D'Antonio Mattia, D'Onorio De Meo Paolo, Pallocca Matteo, Picardi Ernesto, D'Erchia Anna Maria, Calogero Raffaele A, Castrignanò Tiziana, Pesole Graziano
BMC Genomics. 2015;16(Suppl 6):S3. doi: 10.1186/1471-2164-16-S6-S3. Epub 2015 Jun 1.
The study of RNA has been dramatically improved by the introduction of Next Generation Sequencing platforms allowing massive and cheap sequencing of selected RNA fractions, also providing information on strand orientation (RNA-Seq). The complexity of transcriptomes and of their regulative pathways make RNA-Seq one of most complex field of NGS applications, addressing several aspects of the expression process (e.g. identification and quantification of expressed genes and transcripts, alternative splicing and polyadenylation, fusion genes and trans-splicing, post-transcriptional events, etc.).
In order to provide researchers with an effective and friendly resource for analyzing RNA-Seq data, we present here RAP (RNA-Seq Analysis Pipeline), a cloud computing web application implementing a complete but modular analysis workflow.

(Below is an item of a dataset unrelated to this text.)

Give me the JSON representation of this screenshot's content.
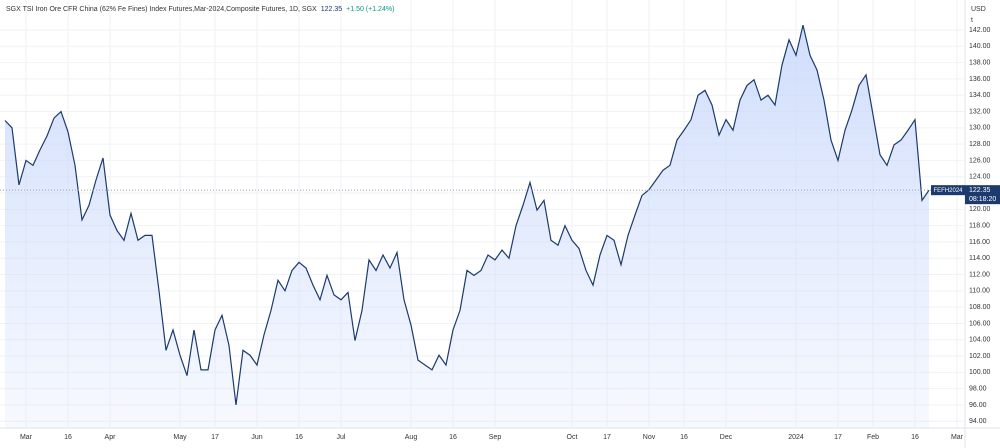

This pipeline integrates both state-of-the-art bioinformatics tools for RNA-Seq analysis and in-house developed scripts to offer to the user a comprehensive strategy for data analysis. RAP is able to perform quality checks (adopting FastQC and NGS QC Toolkit), identify and quantify expressed genes and transcripts (with Tophat, Cufflinks and HTSeq), detect alternative splicing events (using SpliceTrap) and chimeric transcripts (with ChimeraScan). This pipeline is also able to identify splicing junctions and constitutive or alternative polyadenylation sites (implementing custom analysis modules) and call for statistically significant differences in genes and transcripts expression, splicing pattern and polyadenylation site usage (using Cuffdiff2 and DESeq).

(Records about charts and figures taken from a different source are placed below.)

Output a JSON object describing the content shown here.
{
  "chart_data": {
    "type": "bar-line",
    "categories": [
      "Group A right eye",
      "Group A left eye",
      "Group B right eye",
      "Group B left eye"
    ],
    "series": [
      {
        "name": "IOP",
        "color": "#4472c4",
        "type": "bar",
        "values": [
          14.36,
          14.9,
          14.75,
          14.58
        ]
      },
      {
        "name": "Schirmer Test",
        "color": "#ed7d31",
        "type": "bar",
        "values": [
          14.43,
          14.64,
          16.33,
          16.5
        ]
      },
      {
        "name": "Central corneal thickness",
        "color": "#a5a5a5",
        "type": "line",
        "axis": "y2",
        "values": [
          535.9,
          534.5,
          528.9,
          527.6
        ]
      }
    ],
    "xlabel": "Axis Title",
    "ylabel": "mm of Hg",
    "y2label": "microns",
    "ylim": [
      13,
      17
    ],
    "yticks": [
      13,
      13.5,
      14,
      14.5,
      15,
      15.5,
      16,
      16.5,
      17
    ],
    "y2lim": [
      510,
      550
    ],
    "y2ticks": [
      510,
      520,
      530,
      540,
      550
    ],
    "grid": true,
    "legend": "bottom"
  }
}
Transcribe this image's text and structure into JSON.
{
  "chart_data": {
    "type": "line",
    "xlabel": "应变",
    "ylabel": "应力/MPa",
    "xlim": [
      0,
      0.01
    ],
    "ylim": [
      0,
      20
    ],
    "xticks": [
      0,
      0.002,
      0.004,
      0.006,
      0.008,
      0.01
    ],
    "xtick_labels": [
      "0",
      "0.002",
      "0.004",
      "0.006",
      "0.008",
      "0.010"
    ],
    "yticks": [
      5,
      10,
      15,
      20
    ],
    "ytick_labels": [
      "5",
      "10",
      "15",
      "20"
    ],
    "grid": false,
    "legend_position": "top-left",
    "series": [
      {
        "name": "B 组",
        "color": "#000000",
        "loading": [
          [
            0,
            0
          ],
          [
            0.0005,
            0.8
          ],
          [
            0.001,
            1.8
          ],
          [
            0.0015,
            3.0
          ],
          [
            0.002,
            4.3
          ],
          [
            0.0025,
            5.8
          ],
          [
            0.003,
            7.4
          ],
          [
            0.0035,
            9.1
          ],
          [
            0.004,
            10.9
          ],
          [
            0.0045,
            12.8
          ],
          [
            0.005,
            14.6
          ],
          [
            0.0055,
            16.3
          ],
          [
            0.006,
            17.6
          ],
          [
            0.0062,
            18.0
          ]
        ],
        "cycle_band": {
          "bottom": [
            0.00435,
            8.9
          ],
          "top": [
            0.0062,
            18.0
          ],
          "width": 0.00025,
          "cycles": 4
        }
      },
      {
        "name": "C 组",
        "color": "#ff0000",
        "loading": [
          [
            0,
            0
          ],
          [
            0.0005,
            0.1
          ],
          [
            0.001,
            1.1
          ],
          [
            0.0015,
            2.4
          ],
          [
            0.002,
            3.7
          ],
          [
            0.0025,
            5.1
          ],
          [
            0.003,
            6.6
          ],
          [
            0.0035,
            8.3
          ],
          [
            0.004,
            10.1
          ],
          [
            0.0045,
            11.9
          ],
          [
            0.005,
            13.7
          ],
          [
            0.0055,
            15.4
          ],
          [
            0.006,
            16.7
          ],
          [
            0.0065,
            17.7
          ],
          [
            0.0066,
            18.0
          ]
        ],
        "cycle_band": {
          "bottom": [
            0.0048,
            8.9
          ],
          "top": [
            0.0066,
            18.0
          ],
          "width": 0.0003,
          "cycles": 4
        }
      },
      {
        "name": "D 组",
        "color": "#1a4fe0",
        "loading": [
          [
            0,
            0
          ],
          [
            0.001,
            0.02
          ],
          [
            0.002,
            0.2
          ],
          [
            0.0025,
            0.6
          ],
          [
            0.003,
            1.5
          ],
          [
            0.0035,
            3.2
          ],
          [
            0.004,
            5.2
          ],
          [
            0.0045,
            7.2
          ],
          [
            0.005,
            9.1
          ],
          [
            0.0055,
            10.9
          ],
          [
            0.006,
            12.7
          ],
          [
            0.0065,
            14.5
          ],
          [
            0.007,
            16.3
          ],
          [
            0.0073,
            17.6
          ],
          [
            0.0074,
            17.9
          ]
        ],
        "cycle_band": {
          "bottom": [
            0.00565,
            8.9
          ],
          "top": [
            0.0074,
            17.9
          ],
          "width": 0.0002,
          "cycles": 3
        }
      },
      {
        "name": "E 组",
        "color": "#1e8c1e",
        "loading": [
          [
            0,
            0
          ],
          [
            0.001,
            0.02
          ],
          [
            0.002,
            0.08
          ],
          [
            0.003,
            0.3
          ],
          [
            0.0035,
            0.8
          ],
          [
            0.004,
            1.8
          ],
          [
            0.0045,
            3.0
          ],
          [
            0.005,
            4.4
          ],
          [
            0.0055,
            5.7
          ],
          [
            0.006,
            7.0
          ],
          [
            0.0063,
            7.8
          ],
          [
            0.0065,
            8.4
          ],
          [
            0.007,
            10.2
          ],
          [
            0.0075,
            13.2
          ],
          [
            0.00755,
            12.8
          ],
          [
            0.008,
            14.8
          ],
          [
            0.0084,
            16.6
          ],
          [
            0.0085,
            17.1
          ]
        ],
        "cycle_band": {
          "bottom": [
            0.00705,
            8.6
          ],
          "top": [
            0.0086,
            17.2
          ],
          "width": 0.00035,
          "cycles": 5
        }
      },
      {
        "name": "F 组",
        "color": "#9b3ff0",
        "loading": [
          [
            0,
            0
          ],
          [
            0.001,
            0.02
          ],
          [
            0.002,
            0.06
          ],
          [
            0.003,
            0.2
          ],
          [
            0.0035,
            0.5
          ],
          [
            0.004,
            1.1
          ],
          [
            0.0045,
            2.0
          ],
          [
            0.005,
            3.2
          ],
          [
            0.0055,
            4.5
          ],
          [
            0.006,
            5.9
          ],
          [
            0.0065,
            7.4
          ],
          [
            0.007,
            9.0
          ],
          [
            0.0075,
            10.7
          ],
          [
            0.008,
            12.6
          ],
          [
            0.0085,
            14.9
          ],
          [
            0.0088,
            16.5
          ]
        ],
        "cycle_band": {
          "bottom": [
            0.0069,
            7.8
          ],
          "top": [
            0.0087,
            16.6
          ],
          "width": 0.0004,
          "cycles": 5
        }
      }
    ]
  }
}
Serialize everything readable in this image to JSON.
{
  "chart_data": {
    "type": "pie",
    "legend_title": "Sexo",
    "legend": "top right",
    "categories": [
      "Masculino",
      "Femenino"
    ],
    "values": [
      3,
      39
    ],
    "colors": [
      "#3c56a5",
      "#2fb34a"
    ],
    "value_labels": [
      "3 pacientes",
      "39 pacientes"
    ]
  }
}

Through a user friendly web interface, the RAP workflow can be suitably customized by the user and it is automatically executed on our cloud computing environment. This strategy allows to access to bioinformatics tools and computational resources without specific bioinformatics and IT skills. RAP provides a set of tabular and graphical results that can be helpful to browse, filter and export analyzed data, according to the user needs.

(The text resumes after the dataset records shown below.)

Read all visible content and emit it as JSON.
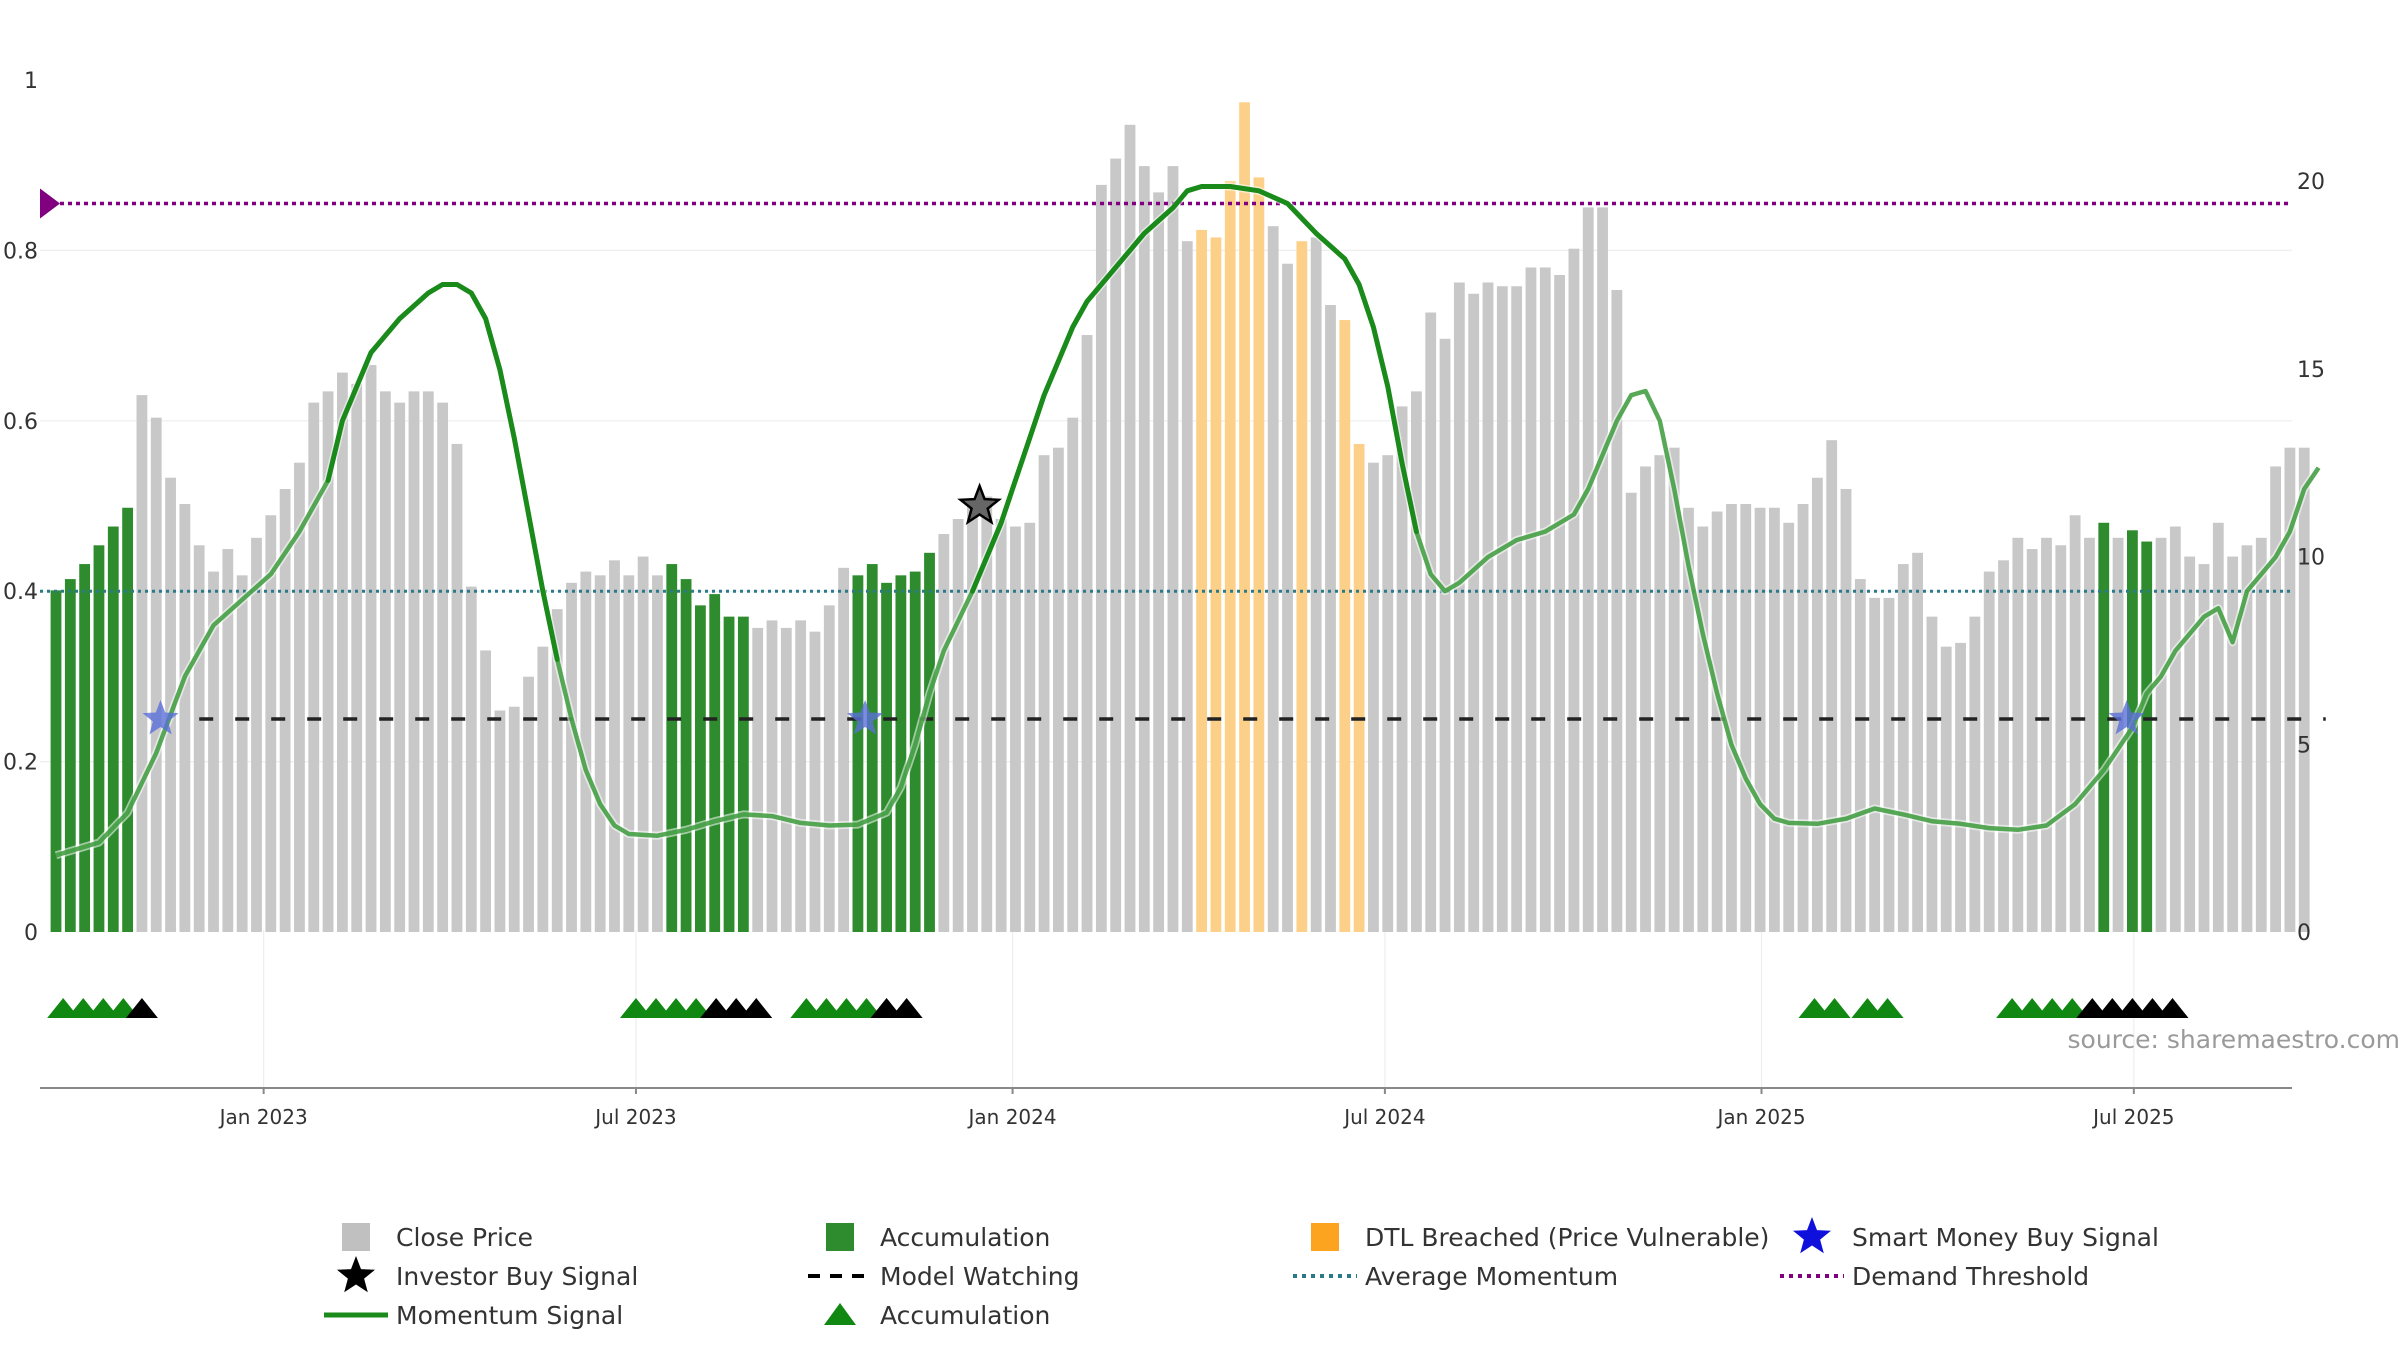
{
  "source": "source: sharemaestro.com",
  "colors": {
    "close": "#c8c8c8",
    "accumulation": "#2e8b2e",
    "dtl": "#fdd08a",
    "momentum": "#1a8a1a",
    "average": "#2a7a8a",
    "threshold": "#800080",
    "watching": "#222222",
    "smart_star": "#5b6fd8",
    "investor_star": "#000000",
    "tri_green": "#118811",
    "tri_black": "#000000"
  },
  "chart_data": {
    "type": "bar",
    "left_axis": {
      "range": [
        0,
        1
      ],
      "ticks": [
        "0",
        "0.2",
        "0.4",
        "0.6",
        "0.8",
        "1"
      ],
      "tick_values": [
        0,
        0.2,
        0.4,
        0.6,
        0.8,
        1
      ]
    },
    "right_axis": {
      "range": [
        0,
        22.8
      ],
      "ticks": [
        "0",
        "5",
        "10",
        "15",
        "20"
      ],
      "tick_values": [
        0,
        5,
        10,
        15,
        20
      ]
    },
    "x_ticks": [
      {
        "label": "Jan 2023",
        "index": 14.5
      },
      {
        "label": "Jul 2023",
        "index": 40.5
      },
      {
        "label": "Jan 2024",
        "index": 66.8
      },
      {
        "label": "Jul 2024",
        "index": 92.8
      },
      {
        "label": "Jan 2025",
        "index": 119.1
      },
      {
        "label": "Jul 2025",
        "index": 145.1
      }
    ],
    "close_price": [
      9.1,
      9.4,
      9.8,
      10.3,
      10.8,
      11.3,
      14.3,
      13.7,
      12.1,
      11.4,
      10.3,
      9.6,
      10.2,
      9.5,
      10.5,
      11.1,
      11.8,
      12.5,
      14.1,
      14.4,
      14.9,
      14.6,
      15.1,
      14.4,
      14.1,
      14.4,
      14.4,
      14.1,
      13.0,
      9.2,
      7.5,
      5.9,
      6.0,
      6.8,
      7.6,
      8.6,
      9.3,
      9.6,
      9.5,
      9.9,
      9.5,
      10.0,
      9.5,
      9.8,
      9.4,
      8.7,
      9.0,
      8.4,
      8.4,
      8.1,
      8.3,
      8.1,
      8.3,
      8.0,
      8.7,
      9.7,
      9.5,
      9.8,
      9.3,
      9.5,
      9.6,
      10.1,
      10.6,
      11.0,
      11.4,
      11.6,
      11.0,
      10.8,
      10.9,
      12.7,
      12.9,
      13.7,
      15.9,
      19.9,
      20.6,
      21.5,
      20.4,
      19.7,
      20.4,
      18.4,
      18.7,
      18.5,
      20.0,
      22.1,
      20.1,
      18.8,
      17.8,
      18.4,
      18.5,
      16.7,
      16.3,
      13.0,
      12.5,
      12.7,
      14.0,
      14.4,
      16.5,
      15.8,
      17.3,
      17.0,
      17.3,
      17.2,
      17.2,
      17.7,
      17.7,
      17.5,
      18.2,
      19.3,
      19.3,
      17.1,
      11.7,
      12.4,
      12.7,
      12.9,
      11.3,
      10.8,
      11.2,
      11.4,
      11.4,
      11.3,
      11.3,
      10.9,
      11.4,
      12.1,
      13.1,
      11.8,
      9.4,
      8.9,
      8.9,
      9.8,
      10.1,
      8.4,
      7.6,
      7.7,
      8.4,
      9.6,
      9.9,
      10.5,
      10.2,
      10.5,
      10.3,
      11.1,
      10.5,
      10.9,
      10.5,
      10.7,
      10.4,
      10.5,
      10.8,
      10.0,
      9.8,
      10.9,
      10.0,
      10.3,
      10.5,
      12.4,
      12.9,
      12.9
    ],
    "bar_types": "AAAAAACCCCCCCCCCCCCCCCCCCCCCCCCCCCCCCCCCCCCAAAAAACCCCCCCAAAAAACCCCCCCCCCCCCCCCCCDDDDDCCDCCDDCCCCCCCCCCCCCCCCCCCCCCCCCCCCCCCCCCCCCCCCCCCCCCCCCCCACAACCCCCCCCCCCCCCCCCCCAAAAAAAACCCCCCCCCCCCC",
    "bar_type_legend": {
      "C": "Close Price",
      "A": "Accumulation",
      "D": "DTL Breached (Price Vulnerable)"
    },
    "momentum_signal": [
      [
        0,
        0.09
      ],
      [
        3,
        0.105
      ],
      [
        5,
        0.14
      ],
      [
        7,
        0.21
      ],
      [
        9,
        0.3
      ],
      [
        11,
        0.36
      ],
      [
        13,
        0.39
      ],
      [
        15,
        0.42
      ],
      [
        17,
        0.47
      ],
      [
        19,
        0.53
      ],
      [
        20,
        0.6
      ],
      [
        21,
        0.64
      ],
      [
        22,
        0.68
      ],
      [
        24,
        0.72
      ],
      [
        26,
        0.75
      ],
      [
        27,
        0.76
      ],
      [
        28,
        0.76
      ],
      [
        29,
        0.75
      ],
      [
        30,
        0.72
      ],
      [
        31,
        0.66
      ],
      [
        32,
        0.58
      ],
      [
        33,
        0.49
      ],
      [
        34,
        0.4
      ],
      [
        35,
        0.32
      ],
      [
        36,
        0.25
      ],
      [
        37,
        0.19
      ],
      [
        38,
        0.15
      ],
      [
        39,
        0.125
      ],
      [
        40,
        0.115
      ],
      [
        42,
        0.113
      ],
      [
        44,
        0.12
      ],
      [
        46,
        0.13
      ],
      [
        48,
        0.138
      ],
      [
        50,
        0.136
      ],
      [
        52,
        0.128
      ],
      [
        54,
        0.125
      ],
      [
        56,
        0.126
      ],
      [
        58,
        0.14
      ],
      [
        59,
        0.17
      ],
      [
        60,
        0.22
      ],
      [
        61,
        0.28
      ],
      [
        62,
        0.33
      ],
      [
        64,
        0.4
      ],
      [
        65,
        0.44
      ],
      [
        66,
        0.48
      ],
      [
        67,
        0.53
      ],
      [
        68,
        0.58
      ],
      [
        69,
        0.63
      ],
      [
        70,
        0.67
      ],
      [
        71,
        0.71
      ],
      [
        72,
        0.74
      ],
      [
        74,
        0.78
      ],
      [
        76,
        0.82
      ],
      [
        78,
        0.85
      ],
      [
        79,
        0.87
      ],
      [
        80,
        0.875
      ],
      [
        82,
        0.875
      ],
      [
        84,
        0.87
      ],
      [
        86,
        0.855
      ],
      [
        88,
        0.82
      ],
      [
        90,
        0.79
      ],
      [
        91,
        0.76
      ],
      [
        92,
        0.71
      ],
      [
        93,
        0.64
      ],
      [
        94,
        0.55
      ],
      [
        95,
        0.47
      ],
      [
        96,
        0.42
      ],
      [
        97,
        0.4
      ],
      [
        98,
        0.41
      ],
      [
        100,
        0.44
      ],
      [
        102,
        0.46
      ],
      [
        104,
        0.47
      ],
      [
        106,
        0.49
      ],
      [
        107,
        0.52
      ],
      [
        108,
        0.56
      ],
      [
        109,
        0.6
      ],
      [
        110,
        0.63
      ],
      [
        111,
        0.635
      ],
      [
        112,
        0.6
      ],
      [
        113,
        0.52
      ],
      [
        114,
        0.43
      ],
      [
        115,
        0.35
      ],
      [
        116,
        0.28
      ],
      [
        117,
        0.22
      ],
      [
        118,
        0.18
      ],
      [
        119,
        0.15
      ],
      [
        120,
        0.133
      ],
      [
        121,
        0.128
      ],
      [
        123,
        0.127
      ],
      [
        125,
        0.133
      ],
      [
        127,
        0.145
      ],
      [
        129,
        0.138
      ],
      [
        131,
        0.13
      ],
      [
        133,
        0.127
      ],
      [
        135,
        0.122
      ],
      [
        137,
        0.12
      ],
      [
        139,
        0.125
      ],
      [
        141,
        0.15
      ],
      [
        143,
        0.19
      ],
      [
        145,
        0.24
      ],
      [
        146,
        0.28
      ],
      [
        147,
        0.3
      ],
      [
        148,
        0.33
      ],
      [
        150,
        0.37
      ],
      [
        151,
        0.38
      ],
      [
        152,
        0.34
      ],
      [
        153,
        0.4
      ],
      [
        154,
        0.42
      ],
      [
        155,
        0.44
      ],
      [
        156,
        0.47
      ],
      [
        157,
        0.52
      ],
      [
        158,
        0.545
      ]
    ],
    "momentum_bold_ranges": [
      [
        18,
        35
      ],
      [
        63,
        95
      ]
    ],
    "average_momentum": 0.4,
    "demand_threshold": 0.855,
    "model_watching": {
      "y": 0.25,
      "from": 10,
      "to": 158.5
    },
    "investor_buy_signal": [
      {
        "index": 64.5,
        "y": 0.5
      }
    ],
    "smart_money_buy_signal": [
      {
        "index": 7.3,
        "y": 0.25
      },
      {
        "index": 56.5,
        "y": 0.25
      },
      {
        "index": 144.6,
        "y": 0.25
      }
    ],
    "accumulation_markers": {
      "green": [
        0.5,
        1.9,
        3.3,
        4.7,
        40.5,
        41.9,
        43.3,
        44.7,
        52.4,
        53.8,
        55.2,
        56.6,
        122.8,
        124.2,
        126.5,
        127.9,
        136.6,
        138.0,
        139.4,
        140.8
      ],
      "black": [
        6.0,
        46.1,
        47.5,
        48.9,
        58.0,
        59.4,
        142.2,
        143.6,
        145.0,
        146.4,
        147.8
      ]
    },
    "legend": [
      {
        "label": "Close Price",
        "kind": "square",
        "color": "#c0c0c0"
      },
      {
        "label": "Accumulation",
        "kind": "square",
        "color": "#2e8b2e"
      },
      {
        "label": "DTL Breached (Price Vulnerable)",
        "kind": "square",
        "color": "#fca420"
      },
      {
        "label": "Smart Money Buy Signal",
        "kind": "star",
        "color": "#1010dd"
      },
      {
        "label": "Investor Buy Signal",
        "kind": "star",
        "color": "#000000"
      },
      {
        "label": "Model Watching",
        "kind": "dash",
        "color": "#000000"
      },
      {
        "label": "Average Momentum",
        "kind": "dot",
        "color": "#2a7a8a"
      },
      {
        "label": "Demand Threshold",
        "kind": "dot",
        "color": "#800080"
      },
      {
        "label": "Momentum Signal",
        "kind": "line",
        "color": "#1a8a1a"
      },
      {
        "label": "Accumulation",
        "kind": "triangle",
        "color": "#118811"
      }
    ]
  }
}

新一代测序平台的引入极大地推动了RNA研究,该平台能够对选定的RNA片段进行大规模且低成本的测序,还能提供链方向信息(RNA测序)。转录组及其调控途径的复杂性使得RNA测序成为NGS应用中最复杂的领域之一,涉及表达过程的多个方面(例如,已表达基因和转录本的鉴定与定量、可变剪接和多聚腺苷酸化、融合基因和反式剪接、转录后事件等)。
为了为研究人员提供一个有效且友好的RNA测序数据分析资源,我们在此展示RAP(RNA测序分析管道),这是一个云计算网络应用程序,实现了完整但模块化的分析工作流程。该管道整合了用于RNA测序分析的最新生物信息学工具和内部开发的脚本,为用户提供全面的数据分析策略。RAP能够进行质量检查(采用FastQC和NGS QC Toolkit)、鉴定和定量已表达基因和转录本(使用Tophat、Cufflinks和HTSeq)、检测可变剪接事件(使用SpliceTrap)和嵌合转录本(使用ChimeraScan)。该管道还能够识别剪接连接以及组成型或可变多聚腺苷酸化位点(通过实现定制分析模块),并调用基因和转录本表达、剪接模式和多聚腺苷酸化位点使用方面的统计学显著差异(使用Cuffdiff2和DESeq)。
通过用户友好的网络界面,用户可以对RAP工作流程进行适当定制,并在我们的云计算环境中自动执行。这种策略使得无需特定的生物信息学和信息技术技能就能访问生物信息学工具和计算资源。RAP提供了一组表格和图形结果,有助于根据用户需求浏览、筛选和导出分析数据。